Need confusing deal advice
I am a broker and have a client who listed his paid off investment property with me. His family is wanting to purchase a nicer home and in effort to get money down he is selling a ran down rental. He has someone contacting him to purchase the home for $700 a month for 3 years. The home is currently rented for $550.
I offered my seller $10,000 cash to assume the risk of the deal in which he is likely going to take.
I know we shouldn’t assume..but I am talking with the potential contract buyer who sounds stand up. So ASSUMING he can come up with $1,500 down, and the $700 a month I would be willing to sell it to him for 25k.
This would be my first wholesale/contract deal
Best way to work this deal? Buy it, lawyer write up a contract sale document, give new buyer equitable title and move on?
Most Popular Reply

If you buy it, you're not a wholesaler anymore.
Here's how you do it:
1 - Make the offer in the name of an LLC for $10k, thus the LLC is the owner of the "contract"
2 - Sell the LLC ONLY (with the contract to buy as an asset of that LLC) for $15k (the profit you would have made if you had to buy the property first)
3 - Buyer of the LLC (and the contract agreement/asset) executes the "contract" your LLC agreed to for $10k
Result:
1 - No money comes out of your pocket...ever. The money paid for the property comes out when the property is bought (contract executed)...which will be by the buyer of your LLC. Remember, the original agreement to buy from the current seller is made by the LLC...not you.
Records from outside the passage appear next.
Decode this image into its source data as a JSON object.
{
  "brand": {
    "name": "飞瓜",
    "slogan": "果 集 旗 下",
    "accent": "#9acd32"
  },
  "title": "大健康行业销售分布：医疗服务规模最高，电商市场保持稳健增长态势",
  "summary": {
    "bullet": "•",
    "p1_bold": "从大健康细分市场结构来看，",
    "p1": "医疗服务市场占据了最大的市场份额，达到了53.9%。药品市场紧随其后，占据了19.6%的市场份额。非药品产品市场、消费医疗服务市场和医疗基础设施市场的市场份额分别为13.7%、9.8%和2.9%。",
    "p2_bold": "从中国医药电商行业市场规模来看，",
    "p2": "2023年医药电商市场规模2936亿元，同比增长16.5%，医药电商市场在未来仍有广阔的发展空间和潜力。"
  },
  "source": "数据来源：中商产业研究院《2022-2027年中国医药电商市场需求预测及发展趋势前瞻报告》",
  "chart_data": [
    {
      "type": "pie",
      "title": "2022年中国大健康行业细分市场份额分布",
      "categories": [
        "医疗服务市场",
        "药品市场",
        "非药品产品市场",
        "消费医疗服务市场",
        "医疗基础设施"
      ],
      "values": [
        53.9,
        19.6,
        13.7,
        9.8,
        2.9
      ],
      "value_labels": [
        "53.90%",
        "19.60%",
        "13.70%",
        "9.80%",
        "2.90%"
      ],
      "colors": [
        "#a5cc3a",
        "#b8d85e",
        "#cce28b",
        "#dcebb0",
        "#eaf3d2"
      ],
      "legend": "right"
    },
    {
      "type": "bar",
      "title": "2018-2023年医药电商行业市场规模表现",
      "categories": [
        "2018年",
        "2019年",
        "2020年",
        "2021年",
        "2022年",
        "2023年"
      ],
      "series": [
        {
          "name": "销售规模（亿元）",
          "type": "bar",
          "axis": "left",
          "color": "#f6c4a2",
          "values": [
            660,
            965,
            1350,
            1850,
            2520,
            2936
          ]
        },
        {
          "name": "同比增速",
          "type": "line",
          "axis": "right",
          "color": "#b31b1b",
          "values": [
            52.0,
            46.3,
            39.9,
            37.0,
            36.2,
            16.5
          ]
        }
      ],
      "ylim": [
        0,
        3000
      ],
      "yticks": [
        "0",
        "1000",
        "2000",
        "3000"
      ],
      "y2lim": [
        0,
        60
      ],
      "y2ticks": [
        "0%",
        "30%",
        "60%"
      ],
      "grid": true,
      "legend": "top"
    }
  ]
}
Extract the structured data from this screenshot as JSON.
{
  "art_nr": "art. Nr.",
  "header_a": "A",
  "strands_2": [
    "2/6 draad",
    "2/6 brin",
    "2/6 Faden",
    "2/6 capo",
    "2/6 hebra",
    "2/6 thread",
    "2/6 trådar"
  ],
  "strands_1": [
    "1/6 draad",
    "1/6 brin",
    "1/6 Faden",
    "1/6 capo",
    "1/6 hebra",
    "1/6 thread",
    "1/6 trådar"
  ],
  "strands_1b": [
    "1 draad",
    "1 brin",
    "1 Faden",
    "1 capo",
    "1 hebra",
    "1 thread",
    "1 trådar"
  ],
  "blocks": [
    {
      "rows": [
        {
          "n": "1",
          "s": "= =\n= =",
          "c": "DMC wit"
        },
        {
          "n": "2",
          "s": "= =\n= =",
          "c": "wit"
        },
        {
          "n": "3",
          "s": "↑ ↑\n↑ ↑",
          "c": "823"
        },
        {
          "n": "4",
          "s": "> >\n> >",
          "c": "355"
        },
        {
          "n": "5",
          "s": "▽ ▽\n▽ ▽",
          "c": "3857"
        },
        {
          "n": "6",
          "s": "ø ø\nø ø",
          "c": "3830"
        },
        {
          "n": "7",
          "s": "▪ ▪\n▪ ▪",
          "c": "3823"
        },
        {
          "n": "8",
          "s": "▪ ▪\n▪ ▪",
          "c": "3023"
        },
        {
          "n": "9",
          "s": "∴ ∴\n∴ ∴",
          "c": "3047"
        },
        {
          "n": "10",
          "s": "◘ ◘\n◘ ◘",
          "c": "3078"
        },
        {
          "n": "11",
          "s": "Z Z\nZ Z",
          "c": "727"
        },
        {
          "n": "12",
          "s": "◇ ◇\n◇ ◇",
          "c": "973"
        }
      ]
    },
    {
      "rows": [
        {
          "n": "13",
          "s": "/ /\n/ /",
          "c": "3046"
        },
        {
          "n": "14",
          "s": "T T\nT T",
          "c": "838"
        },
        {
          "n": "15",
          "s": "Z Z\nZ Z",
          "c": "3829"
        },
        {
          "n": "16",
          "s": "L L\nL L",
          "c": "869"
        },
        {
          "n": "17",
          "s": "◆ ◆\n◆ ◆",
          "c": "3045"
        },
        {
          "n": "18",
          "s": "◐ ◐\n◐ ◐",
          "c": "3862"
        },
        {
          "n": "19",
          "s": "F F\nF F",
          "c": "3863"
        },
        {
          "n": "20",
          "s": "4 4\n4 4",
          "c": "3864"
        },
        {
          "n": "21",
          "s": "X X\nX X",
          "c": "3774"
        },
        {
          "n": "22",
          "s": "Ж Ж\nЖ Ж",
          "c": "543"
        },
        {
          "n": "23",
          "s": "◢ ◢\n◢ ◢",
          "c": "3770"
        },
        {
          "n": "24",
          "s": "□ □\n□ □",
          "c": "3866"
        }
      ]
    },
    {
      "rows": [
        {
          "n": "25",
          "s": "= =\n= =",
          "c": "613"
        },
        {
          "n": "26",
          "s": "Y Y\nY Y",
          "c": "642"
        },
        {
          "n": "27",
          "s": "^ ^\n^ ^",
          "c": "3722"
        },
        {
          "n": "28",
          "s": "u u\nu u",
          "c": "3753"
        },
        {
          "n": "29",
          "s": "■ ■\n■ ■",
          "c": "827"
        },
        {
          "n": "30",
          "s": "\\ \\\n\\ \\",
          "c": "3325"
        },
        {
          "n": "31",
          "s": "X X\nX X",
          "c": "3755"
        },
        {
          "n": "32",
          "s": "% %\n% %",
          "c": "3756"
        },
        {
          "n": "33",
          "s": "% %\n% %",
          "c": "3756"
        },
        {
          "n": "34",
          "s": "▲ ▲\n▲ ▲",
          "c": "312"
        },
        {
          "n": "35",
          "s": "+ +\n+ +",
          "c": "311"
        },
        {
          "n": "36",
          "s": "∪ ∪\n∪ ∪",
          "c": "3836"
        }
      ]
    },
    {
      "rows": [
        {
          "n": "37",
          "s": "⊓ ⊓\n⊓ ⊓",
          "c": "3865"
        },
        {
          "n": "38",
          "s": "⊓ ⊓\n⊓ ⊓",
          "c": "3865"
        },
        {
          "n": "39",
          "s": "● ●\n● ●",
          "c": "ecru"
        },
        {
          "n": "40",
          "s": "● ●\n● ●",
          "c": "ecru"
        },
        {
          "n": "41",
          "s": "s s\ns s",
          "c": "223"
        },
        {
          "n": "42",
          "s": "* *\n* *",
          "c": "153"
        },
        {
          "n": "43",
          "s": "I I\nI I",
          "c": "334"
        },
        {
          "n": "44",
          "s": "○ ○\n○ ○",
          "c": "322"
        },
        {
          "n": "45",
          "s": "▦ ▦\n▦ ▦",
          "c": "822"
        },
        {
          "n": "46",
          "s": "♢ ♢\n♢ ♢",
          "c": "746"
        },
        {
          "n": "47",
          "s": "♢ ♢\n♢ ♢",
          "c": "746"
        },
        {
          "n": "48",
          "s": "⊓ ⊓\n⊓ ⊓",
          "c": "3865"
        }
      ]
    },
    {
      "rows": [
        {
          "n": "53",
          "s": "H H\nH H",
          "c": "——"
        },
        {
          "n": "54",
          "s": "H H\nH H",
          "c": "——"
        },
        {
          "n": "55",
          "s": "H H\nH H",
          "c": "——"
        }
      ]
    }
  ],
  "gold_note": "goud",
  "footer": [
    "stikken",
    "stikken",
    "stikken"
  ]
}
2 - Seller gets their $10k
3 - End buyer gets their property for a total cost of $25k
4 - You make $15k profit
5 - The original seller has no knowledge of the $15k profit you are making. The only money they see changing hands is the only money that pertains to them...the $10k to buy their property...and, the buyer hasn't changed...it's still the same LLC.
6 - ...and, there is no need for a double closing.